The essential innovation of digital T.V., “the biggest development in T.V. since the introduction of colour”, is that geography is irrelevant to reception.

So, whether your abode is on the top floor of a high-rise apartment block or in a rural valley in the-middle-of-nowhere, “pin-sharp” T.V. pictures are assured, as well as “C.D.–quality” sound.

Television in the new millenium will also mean ‘interactive’ T.V., which will provide services such as home shopping (already a norm in the U.S.), home banking, home study and interactive game-shows.

Imagine that in the house this Christmas. Now, doing the Christmas shopping through the television, I could buy that!

In fact, you will get a guided tour of the shop from the television. When you have made your interactive purchases, they will be delivered soon after.

Another promised feature is an E.P.G. (Electric Programming Guide) which will, among other things, serve to remind the viewer that a certain programme on another channel is about to start.

But above all else, don’t let this attempt at a summing-up mislead you into thinking that digital is just another piece of high-tech gadgetry.

You may consider yourself to be something of a genius having gotten your head ‘round all that your video recorder can do.

But take a close look at the requisite ‘Set-Top Box’ – which looks not unlike a video recorder, by the way – and you’ll be completely flummoxed by the sheer array of slots, ports, dials, input/output and miscellaneous socketry.

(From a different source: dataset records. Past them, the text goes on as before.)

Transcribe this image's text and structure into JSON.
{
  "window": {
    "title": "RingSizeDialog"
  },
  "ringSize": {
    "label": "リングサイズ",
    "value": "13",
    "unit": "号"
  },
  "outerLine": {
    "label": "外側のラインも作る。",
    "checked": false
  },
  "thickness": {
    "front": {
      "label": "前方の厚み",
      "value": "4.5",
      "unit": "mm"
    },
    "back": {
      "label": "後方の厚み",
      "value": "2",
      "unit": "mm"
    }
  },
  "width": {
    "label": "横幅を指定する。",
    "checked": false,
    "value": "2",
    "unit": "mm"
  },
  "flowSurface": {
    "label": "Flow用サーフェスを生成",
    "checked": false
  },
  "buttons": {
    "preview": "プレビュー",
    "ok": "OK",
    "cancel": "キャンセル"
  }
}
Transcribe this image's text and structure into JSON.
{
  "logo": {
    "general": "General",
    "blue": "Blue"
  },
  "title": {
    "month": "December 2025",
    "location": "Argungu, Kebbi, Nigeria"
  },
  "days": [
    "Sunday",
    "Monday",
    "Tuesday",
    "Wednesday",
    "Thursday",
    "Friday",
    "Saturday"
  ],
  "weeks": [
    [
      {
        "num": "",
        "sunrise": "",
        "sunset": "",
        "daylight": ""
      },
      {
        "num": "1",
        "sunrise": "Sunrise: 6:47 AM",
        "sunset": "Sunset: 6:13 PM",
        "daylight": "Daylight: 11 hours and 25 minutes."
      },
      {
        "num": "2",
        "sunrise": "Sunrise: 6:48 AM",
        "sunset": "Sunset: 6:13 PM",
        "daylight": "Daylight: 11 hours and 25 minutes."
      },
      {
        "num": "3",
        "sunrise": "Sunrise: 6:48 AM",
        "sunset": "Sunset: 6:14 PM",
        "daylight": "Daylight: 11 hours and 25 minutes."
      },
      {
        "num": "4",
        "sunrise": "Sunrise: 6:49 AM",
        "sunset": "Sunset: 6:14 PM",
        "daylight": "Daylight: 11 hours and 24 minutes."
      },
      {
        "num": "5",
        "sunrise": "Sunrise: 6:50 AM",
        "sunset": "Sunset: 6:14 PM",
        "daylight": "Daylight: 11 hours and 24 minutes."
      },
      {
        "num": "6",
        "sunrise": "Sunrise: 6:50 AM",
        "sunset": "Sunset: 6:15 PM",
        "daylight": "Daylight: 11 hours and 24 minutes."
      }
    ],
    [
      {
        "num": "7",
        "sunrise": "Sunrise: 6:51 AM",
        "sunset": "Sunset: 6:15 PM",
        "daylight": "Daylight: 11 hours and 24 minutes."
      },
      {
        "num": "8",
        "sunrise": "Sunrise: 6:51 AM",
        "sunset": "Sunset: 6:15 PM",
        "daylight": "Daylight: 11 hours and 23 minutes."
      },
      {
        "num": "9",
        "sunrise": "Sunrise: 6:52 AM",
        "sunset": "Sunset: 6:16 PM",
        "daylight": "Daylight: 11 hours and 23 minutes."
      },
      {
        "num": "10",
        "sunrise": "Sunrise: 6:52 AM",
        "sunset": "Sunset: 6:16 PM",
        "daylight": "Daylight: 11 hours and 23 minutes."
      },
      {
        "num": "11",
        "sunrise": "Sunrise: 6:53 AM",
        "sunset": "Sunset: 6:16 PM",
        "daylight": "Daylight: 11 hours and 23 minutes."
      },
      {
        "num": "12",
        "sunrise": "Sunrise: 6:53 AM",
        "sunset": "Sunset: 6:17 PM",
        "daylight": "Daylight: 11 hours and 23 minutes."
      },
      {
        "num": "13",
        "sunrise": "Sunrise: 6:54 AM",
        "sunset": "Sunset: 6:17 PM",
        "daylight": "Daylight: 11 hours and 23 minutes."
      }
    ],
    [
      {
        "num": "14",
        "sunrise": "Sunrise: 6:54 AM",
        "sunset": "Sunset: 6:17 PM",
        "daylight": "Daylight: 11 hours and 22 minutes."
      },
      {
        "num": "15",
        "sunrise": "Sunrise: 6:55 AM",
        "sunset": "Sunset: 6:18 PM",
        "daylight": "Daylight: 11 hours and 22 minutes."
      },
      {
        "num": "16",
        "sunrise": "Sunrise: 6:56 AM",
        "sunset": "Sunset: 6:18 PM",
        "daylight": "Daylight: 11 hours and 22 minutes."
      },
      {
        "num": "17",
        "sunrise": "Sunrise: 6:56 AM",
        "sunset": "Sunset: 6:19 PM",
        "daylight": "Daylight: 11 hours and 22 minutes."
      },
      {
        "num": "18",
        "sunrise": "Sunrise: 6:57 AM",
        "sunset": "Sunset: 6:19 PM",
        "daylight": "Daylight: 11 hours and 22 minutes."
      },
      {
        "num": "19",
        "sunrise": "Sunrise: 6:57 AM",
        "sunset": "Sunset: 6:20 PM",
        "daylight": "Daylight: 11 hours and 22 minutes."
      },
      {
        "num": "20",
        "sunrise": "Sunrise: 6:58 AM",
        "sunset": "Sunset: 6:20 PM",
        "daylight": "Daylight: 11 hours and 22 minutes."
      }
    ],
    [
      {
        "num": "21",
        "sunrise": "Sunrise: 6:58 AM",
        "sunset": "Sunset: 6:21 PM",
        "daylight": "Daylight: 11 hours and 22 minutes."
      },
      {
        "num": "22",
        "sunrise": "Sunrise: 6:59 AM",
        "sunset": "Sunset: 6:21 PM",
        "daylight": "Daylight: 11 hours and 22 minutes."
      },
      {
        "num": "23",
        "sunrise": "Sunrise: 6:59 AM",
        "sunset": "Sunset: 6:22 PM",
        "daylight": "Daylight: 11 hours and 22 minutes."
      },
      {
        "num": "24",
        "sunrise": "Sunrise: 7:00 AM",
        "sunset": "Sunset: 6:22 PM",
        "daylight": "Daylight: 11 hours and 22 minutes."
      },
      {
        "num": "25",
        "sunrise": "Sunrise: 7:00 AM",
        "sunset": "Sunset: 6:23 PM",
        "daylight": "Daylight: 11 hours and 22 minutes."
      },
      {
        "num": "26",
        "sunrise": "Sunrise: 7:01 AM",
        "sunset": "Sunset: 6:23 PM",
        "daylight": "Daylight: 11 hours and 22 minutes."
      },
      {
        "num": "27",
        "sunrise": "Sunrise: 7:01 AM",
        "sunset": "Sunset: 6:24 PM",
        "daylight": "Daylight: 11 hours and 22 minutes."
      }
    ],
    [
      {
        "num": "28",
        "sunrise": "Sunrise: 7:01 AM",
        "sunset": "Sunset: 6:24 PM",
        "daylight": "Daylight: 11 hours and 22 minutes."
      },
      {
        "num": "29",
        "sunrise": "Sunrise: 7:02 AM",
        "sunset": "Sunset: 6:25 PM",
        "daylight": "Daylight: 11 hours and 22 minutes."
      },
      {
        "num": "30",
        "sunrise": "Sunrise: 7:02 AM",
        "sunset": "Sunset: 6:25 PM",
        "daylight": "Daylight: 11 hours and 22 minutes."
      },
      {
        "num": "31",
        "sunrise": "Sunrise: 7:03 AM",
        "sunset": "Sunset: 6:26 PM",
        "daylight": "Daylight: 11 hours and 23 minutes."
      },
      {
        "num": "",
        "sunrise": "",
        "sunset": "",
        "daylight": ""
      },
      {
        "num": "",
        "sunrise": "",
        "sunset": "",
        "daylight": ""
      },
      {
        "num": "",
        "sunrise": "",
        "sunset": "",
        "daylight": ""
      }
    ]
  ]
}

The terrestrial channels – Channel 4, etc. – that we’re all used to will also come under the umbrella of digital. A big umbrella: we’re talking hundreds of channels here. Cartoon channels, comedy channels, travel channels, history channels, a country music channel, a Christian channel, more film channels, more sports channels, a sports news channel and news, news, news…!

Competition and choice, it is argued can only be good for television. Look, for example, at the tripe being churned out by our own R.T.E., just because they have a monopoly on audiences in two-channel-land areas of rural Ireland.

On the other hand, Dire Straits had a hit single in the 80’s called ‘Fifty-seven Channels and Nothing On’ – and no, they weren’t promoting nudism!